Union Pacific Outlines Proposed Norfolk Southern Merger at Shipper Meeting

(PRNewsfoto/Union Pacific Corporation)

Union Pacific Corp. said it met with customers at the Midwest Association of Rail Shippers’ winter meeting to discuss the proposed merger with Norfolk Southern and respond to criticism of the transaction.

Last month, Union Pacific and Norfolk Southern submitted an application to the Surface Transportation Board seeking approval to create what the companies describe as the nation’s first transcontinental railroad. Union Pacific said the filing includes extensive analysis from independent experts and outlines how a single, coast-to-coast network would provide faster service, greater reliability and a lower cost structure.

The Omaha, Nebraska-based railroad characterized the deal as an end-to-end merger with minimal operational overlap, combining its western network with Norfolk Southern’s eastern system. The railroad said concerns raised by opponents that the merger would reduce competition for shippers are misplaced, noting that more than 500 customers have submitted letters in support of the application.

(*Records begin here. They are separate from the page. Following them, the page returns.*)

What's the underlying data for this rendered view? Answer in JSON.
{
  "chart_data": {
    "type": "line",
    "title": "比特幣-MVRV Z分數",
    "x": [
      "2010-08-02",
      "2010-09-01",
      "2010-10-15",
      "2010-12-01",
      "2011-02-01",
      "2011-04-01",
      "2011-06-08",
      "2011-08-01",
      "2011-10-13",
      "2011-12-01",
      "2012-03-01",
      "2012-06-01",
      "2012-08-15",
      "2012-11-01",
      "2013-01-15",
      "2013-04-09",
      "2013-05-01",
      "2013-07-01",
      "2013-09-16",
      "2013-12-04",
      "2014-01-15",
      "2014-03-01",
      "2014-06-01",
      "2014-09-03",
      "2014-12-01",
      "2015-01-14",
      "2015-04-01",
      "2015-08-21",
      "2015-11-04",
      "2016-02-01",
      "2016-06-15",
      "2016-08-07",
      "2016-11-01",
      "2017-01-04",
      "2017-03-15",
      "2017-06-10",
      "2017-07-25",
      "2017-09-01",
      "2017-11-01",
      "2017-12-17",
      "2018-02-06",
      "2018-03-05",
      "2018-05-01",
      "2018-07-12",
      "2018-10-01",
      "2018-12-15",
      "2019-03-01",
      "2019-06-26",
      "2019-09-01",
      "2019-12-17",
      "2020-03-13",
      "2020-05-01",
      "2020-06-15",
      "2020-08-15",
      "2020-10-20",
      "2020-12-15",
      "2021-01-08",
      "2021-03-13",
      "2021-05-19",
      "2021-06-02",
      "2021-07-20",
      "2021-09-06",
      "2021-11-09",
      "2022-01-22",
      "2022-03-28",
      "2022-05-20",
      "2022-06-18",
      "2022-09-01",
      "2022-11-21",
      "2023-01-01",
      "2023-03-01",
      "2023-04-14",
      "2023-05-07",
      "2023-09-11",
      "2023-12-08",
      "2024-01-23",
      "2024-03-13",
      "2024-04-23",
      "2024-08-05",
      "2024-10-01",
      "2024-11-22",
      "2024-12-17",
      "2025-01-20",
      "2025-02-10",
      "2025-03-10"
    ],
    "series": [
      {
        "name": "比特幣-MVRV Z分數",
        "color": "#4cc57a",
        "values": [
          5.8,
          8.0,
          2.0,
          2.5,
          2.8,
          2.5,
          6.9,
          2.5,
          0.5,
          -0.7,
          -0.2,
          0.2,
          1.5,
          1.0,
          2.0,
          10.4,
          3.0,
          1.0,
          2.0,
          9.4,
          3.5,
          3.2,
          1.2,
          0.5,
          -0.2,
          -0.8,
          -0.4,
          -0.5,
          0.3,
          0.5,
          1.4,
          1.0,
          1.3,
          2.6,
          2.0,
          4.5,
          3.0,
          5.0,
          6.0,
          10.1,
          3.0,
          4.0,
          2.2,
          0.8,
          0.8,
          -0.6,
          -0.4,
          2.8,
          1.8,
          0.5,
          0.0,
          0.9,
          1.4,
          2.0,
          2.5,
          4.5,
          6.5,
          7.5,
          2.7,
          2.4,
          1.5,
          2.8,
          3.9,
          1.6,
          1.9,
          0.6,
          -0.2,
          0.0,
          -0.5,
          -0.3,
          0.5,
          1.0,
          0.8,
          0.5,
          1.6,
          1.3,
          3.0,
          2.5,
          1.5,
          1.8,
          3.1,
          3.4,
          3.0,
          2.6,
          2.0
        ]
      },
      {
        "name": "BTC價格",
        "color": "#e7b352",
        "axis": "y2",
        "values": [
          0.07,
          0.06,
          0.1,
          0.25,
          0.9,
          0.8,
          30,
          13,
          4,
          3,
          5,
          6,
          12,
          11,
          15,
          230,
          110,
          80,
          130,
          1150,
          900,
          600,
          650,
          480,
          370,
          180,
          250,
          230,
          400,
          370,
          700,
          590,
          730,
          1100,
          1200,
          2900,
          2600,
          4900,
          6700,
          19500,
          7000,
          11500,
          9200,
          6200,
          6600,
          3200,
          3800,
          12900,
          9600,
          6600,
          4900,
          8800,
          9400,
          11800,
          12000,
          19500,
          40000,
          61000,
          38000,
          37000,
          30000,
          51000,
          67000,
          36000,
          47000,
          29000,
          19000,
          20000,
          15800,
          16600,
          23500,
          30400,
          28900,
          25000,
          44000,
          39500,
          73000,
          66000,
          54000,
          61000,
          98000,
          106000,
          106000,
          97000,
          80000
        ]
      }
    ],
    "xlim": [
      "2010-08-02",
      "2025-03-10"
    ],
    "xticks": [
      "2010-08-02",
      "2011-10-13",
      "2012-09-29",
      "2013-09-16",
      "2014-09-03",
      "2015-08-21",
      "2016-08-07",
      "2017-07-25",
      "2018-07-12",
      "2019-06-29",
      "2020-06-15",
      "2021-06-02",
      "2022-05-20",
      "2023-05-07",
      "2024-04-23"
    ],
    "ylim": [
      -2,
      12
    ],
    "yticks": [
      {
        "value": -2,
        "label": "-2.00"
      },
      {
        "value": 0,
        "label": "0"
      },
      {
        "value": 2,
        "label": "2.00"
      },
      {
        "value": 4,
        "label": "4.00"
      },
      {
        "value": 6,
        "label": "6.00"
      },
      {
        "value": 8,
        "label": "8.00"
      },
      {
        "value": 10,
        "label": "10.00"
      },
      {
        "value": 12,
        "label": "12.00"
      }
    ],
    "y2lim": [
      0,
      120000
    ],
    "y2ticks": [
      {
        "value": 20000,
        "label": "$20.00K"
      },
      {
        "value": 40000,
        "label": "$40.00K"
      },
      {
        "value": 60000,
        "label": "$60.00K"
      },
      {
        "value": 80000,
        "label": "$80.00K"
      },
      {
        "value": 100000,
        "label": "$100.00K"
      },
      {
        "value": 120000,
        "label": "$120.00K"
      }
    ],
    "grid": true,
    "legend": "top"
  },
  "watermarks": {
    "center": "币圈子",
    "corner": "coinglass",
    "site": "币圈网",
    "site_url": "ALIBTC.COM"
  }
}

The company said the merger would reduce costs by limiting interchanges between railroads and enabling more efficient routing. Union Pacific cited a study by industry consulting firm Oliver Wyman that found interline merchandise traffic moving 1,000 to 1,500 miles costs, on average, 35% more than comparable single-line service.

Union Pacific also said the combined network would improve service reliability.

Critics have pointed to service disruptions tied to past rail mergers. However, Union Pacific officials said those comparisons overlook technological and operational advances made in the industry over the past three decades.

According to Union Pacific, the merger application includes about 2,000 letters of support from customers, public officials, industry associations and labor unions. The railroad said the meeting with Midwest shippers provided an opportunity to address questions and counter what it described as misinformation about the proposed transaction.